New TrollsのConcerto Grosso live

7曲目に収録されている"Andante(Most Dear Lady)"は初めて聴いたときから今日に至るまで、折々で聴き続けているバラードの名曲である。プログレッシブロックというジャンルに分類されているようだが、そんなジャンル分けが無意味と思えるほどの美しい旋律を持っている。オーケストラと協演していることもあり壮大な世界観ではあるが、しっとりと悲壮感漂う、しかし愛に溢れた曲である。

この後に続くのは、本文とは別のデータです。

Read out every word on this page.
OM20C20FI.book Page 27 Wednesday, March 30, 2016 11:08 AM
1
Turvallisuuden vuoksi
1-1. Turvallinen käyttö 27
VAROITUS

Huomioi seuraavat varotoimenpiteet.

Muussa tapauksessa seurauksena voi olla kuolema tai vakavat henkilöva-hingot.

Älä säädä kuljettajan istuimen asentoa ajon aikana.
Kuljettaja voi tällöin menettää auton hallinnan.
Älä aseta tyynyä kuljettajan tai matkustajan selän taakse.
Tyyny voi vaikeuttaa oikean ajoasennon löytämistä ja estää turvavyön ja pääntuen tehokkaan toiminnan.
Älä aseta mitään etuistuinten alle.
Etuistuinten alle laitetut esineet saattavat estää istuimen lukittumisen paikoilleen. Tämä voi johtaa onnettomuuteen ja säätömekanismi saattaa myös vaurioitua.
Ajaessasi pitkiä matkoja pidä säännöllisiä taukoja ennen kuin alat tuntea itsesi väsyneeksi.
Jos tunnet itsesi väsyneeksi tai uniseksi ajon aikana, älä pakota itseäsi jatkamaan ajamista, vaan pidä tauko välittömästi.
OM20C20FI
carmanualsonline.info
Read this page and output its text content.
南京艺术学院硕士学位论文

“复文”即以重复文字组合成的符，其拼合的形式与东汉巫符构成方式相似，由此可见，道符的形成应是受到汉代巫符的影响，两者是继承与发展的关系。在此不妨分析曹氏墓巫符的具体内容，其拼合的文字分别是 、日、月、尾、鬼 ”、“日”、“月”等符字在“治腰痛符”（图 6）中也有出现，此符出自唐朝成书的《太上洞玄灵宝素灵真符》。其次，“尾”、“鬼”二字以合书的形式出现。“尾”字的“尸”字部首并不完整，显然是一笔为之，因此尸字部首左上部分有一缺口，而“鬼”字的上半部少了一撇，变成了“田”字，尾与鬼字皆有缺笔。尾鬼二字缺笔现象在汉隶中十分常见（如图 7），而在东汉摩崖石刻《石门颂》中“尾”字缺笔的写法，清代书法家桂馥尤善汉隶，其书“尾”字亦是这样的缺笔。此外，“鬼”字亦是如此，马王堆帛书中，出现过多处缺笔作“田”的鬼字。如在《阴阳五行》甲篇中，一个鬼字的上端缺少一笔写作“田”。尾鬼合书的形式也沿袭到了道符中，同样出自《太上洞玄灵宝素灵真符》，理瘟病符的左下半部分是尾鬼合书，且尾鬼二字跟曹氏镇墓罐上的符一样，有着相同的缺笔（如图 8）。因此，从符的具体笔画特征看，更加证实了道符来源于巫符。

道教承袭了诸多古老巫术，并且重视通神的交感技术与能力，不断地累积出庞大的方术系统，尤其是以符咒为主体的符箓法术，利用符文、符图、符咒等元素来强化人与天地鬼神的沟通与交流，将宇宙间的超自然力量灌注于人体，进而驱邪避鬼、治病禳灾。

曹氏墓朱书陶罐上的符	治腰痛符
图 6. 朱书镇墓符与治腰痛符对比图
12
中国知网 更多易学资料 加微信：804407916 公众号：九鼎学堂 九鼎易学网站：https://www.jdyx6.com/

私がNew Trollsというバンドの存在を知ったのは大学時代に聞いていたラジオでの紹介だった。その後暫くバンドの名を忘れないようにずっと「いつか聞こう」と自分の心のうちで暖めていた。そしてこのアルバムを購入したのは研修医2年目のときであった。実に4年越しの邂逅である。アルバムに収録された曲はどの曲も美しい宝石のような輝きを放っていたが、一際輝いていたのがこの"Andante"である。右も左もよくわからず数カ月おきにいろいろな科をローテートしていく研修医時代に非常に慰めになったのを覚えている。特に初めての麻酔科やICU当直見習い。この曲を聴くとくさくさしている心が素直になっていく。なんて自分はいつもつまらないことに拘っているのか。狭量な人格を棚に上げて人を隙あらば批判してしまいがちな自分の小ささに恥じ入る。それはヴォーカルのハーモニーがあまりにも美しいからか、オーケストラに癒されるからなのか。こういう「いつ聴いてもいい曲」と思える曲があるのは大変幸せなことである。

下村湖人の「論語物語」を読みながら"Andante"を聴きながら1週間の終わりに思ったこと。